Methods: To induce thyrocyte apoptosis, an in vitro model was established. Cells were stimulated with IFNγ to express Fas and treated with the N-glycosylation inhibitors, kifunensine and swainsonine. Then apoptosis was induced by human recombinant FasL. MALDI-Tof mass spectrometry monitored kifunensine- and swainsonine-induced changes in N-glycosylation of Nthy-ori 3-1 thyrocytes, and cell death was analyzed using flow cytometry (annexin V staining, caspase 3/7 activity, TMRE mitochondrial membrane potential assay) and fluorescence microscopy (DAPI staining).

Results: We found that swainsonine reduces Nthy-ori 3-1 cell apoptosis, caspase 3 and 7 activity, and restores mitochondrial potential. DAPI staining showed a decreased rupture and fragmentation of Nthy-ori 3-1 cell nuclei in the presence of swainsonine. The protective effect of kifunensine was only shown in the TMRE assay and for the late apoptotic cells in annexin V⁺/PI⁺ staining.

Conclusion: Our study demonstrated for the first time the anti-apoptotic effect of swainsonine on follicular thyroid cell death through the Fas/FasL signaling pathway. This finding may have later applications in controlling Fas/FasL-induced thyrocyte apoptosis and preventing thyroid destruction in HT.

查看原文本刊更多论文

马豆素对fas诱导人甲状腺细胞凋亡的保护作用：Nthy-Ori 3-1细胞系的体外研究

背景：Fas在维持免疫耐受中起着至关重要的作用。
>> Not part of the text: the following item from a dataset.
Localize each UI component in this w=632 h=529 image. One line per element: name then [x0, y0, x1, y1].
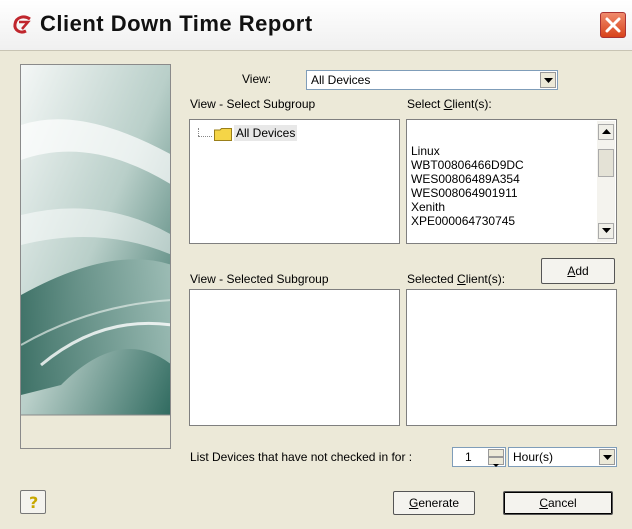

Fas/FasL信号在免疫系统中的机制和作用已经被很好地理解，但对这一过程如何调节的了解仍然有限。fas介导的细胞凋亡是桥本甲状腺炎（HT）中甲状腺细胞清除和甲状腺破坏的一种方式。甲状腺免疫细胞在HT中大量产生促炎细胞因子，刺激甲状腺细胞中Fas的表达，使其易受FasL在免疫细胞表面诱导的凋亡。目的：探讨Fas n -糖基化变化对Nthy-ori 3-1系人甲状腺滤泡细胞死亡的影响。方法：建立体外诱导甲状腺细胞凋亡模型。用IFNγ刺激细胞表达Fas，并用n -糖基化抑制剂kifunenine和swainsonine处理。然后用重组人FasL诱导细胞凋亡。MALDI-Tof质谱法监测kifunensin和swainsonine诱导的nty -ori 3-1甲状腺细胞n -糖基化变化，并通过流式细胞术（膜联蛋白V染色、caspase 3/7活性、TMRE线粒体膜电位测定）和荧光显微镜（DAPI染色）分析细胞死亡情况。结果：我们发现苦马豆素能降低Nthy-ori 3-1细胞凋亡，降低caspase 3和7活性，恢复线粒体电位。DAPI染色显示，在马豆素的作用下，Nthy-ori 3-1细胞核破裂和碎裂减少。kifunenine的保护作用仅在TMRE试验和膜联蛋白V+/PI+染色中表现为晚期凋亡细胞。结论：本研究首次证实了苦马豆素通过Fas/FasL信号通路对甲状腺滤泡细胞死亡具有抗凋亡作用。这一发现可能在控制Fas/ fasl诱导的甲状腺细胞凋亡和预防甲状腺破坏方面具有后续应用。

本文章由计算机程序翻译，如有差异，请以英文原文为准。

求助全文

约1分钟内获得全文求助全文

来源期刊

Journal of Inflammation Research Immunology and Microbiology-Immunology

CiteScore

6.10

自引率

2.20%

发文量

658

审稿时长

16 weeks

期刊介绍： An international, peer-reviewed, open access, online journal that welcomes laboratory and clinical findings on the molecular basis, cell biology and pharmacology of inflammation.